On Mon, Oct 27, 2008 at 5:57 PM, Peter A. Felvegi
<[EMAIL PROTECTED]> wrote:
> Hello all,
>
> I've run today into an infinite loop when compiled a test suite w/
> optimizations. The original tests were to do some loops with all the
> nonnegative values of some integral types.
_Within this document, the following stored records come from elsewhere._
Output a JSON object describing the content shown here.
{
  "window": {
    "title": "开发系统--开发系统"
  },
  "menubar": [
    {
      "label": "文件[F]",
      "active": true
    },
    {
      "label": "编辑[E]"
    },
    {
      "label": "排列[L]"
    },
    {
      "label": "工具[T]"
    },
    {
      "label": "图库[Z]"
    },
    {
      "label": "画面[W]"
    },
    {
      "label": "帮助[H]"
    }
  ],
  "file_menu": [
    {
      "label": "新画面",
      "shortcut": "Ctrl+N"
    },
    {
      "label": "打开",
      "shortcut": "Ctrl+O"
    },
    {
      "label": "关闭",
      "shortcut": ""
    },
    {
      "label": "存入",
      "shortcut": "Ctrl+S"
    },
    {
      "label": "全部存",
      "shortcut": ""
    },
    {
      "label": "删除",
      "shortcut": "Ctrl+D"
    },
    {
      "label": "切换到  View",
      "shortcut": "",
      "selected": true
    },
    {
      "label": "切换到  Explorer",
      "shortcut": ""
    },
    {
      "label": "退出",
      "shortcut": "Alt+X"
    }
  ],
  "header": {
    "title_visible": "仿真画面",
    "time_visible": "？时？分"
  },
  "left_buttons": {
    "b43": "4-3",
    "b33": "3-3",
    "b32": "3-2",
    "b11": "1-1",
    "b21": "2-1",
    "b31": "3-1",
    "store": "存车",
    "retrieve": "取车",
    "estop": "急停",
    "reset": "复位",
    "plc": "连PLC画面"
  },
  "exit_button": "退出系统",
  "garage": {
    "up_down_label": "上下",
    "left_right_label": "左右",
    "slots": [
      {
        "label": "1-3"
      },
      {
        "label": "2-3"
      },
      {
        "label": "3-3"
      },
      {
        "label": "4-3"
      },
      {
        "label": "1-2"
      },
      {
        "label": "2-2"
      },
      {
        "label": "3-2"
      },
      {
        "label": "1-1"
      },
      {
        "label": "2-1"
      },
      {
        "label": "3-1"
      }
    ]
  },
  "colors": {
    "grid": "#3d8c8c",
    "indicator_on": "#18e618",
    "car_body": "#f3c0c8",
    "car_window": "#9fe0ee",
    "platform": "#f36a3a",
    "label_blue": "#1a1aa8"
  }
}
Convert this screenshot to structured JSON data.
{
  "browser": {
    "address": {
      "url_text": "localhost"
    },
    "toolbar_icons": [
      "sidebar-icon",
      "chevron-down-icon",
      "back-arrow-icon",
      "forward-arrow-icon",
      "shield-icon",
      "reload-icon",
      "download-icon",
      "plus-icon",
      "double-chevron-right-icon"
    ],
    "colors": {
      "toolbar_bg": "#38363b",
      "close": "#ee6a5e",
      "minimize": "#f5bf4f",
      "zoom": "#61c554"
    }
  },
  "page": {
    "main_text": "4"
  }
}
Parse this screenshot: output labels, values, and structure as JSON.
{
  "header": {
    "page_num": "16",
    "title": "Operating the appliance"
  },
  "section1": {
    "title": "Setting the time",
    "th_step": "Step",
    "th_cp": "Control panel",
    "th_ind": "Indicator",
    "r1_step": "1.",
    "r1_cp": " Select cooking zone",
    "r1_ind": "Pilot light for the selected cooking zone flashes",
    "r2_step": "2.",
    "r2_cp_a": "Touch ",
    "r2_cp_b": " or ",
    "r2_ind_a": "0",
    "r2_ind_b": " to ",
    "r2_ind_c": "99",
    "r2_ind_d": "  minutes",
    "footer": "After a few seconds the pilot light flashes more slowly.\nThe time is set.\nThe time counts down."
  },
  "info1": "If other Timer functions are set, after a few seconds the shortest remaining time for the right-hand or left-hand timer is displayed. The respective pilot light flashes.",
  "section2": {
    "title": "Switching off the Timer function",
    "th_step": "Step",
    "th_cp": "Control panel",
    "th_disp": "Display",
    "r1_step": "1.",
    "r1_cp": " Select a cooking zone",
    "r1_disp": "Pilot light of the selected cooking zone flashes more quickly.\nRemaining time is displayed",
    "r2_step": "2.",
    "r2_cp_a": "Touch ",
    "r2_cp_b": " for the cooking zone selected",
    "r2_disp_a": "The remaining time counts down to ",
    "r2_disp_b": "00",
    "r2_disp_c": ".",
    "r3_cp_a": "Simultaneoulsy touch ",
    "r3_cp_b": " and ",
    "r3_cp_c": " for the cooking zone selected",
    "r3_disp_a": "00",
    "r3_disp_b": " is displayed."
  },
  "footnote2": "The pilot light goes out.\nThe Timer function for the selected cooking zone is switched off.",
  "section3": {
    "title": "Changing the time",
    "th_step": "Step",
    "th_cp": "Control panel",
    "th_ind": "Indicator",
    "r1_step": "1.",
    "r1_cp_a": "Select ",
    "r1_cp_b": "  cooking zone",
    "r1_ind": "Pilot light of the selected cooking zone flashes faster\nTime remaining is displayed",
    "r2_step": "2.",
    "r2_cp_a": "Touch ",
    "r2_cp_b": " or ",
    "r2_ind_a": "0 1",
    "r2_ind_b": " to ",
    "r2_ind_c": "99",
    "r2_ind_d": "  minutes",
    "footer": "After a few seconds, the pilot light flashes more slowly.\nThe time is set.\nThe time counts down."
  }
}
Instead of hardwiring the max
> values, I thought testing for overflow into the negative domain is ok.
>
> Here is the source to reproduce the bug:
>
> ----8<----8<----8<----8<----
> #include <stdint.h>
> #include <stdio.h>
>
> int f(int(*ff)(int))
> {
> int8_t i = 0; /* the real loop counter */
> int ii = 0; /* loop counter for the test */
> do {
> if (ff(ii)) { /* test ii through a fn ptr call */
> printf("ouch!\n"); /* too many loops */
> return ii;
> }
> ++ii;
> } while (++i > 0);
> /*
> * the loop should stop when i overflows from 0x7f to
> * 0x80 (ie -128) : 128 iterations
> * if optimizations are enabled, it won't stop.
> */
> return 0;
> }
>
> extern int g_tr;
>
> int foo(int i)
> {
> return i > g_tr;
> }
>
> int main(void)
> {
> f(&foo);
>
> return 0;
> }
>
> int g_tr = 0x200;
> ----8<----8<----8<----8<----
>
> The call through the function pointer to test the loop counter is only for
> disabling inlining. If i put everything into f(), it just prints "ouch" and
> returns 0x201, the loop is optimized away completely.
>
> The expected behaviour is present (stopping after 128 iterations) if
> compiled w/ -O0 or -O1, however, -O2 and above, and -Os result in an
> infinite loop.
>
> The disassembly has an unconditional jump instruction after incrementing the
> loop counter.
>
> Tested on: Debian Lenny (i386 and amd64), gcc 4.1, 4.2 and 4.3.
>
> Compile as:
> $ gcc -g -O2 t.c
>
> then run as
> $ ./a.out
>
> Is the above code considered illegal, or is it an issue with the optimizer
It's illegal.
Signed overflow is undefined.
if you want to guarantee wraparound, use -fwrapv or unsigned math.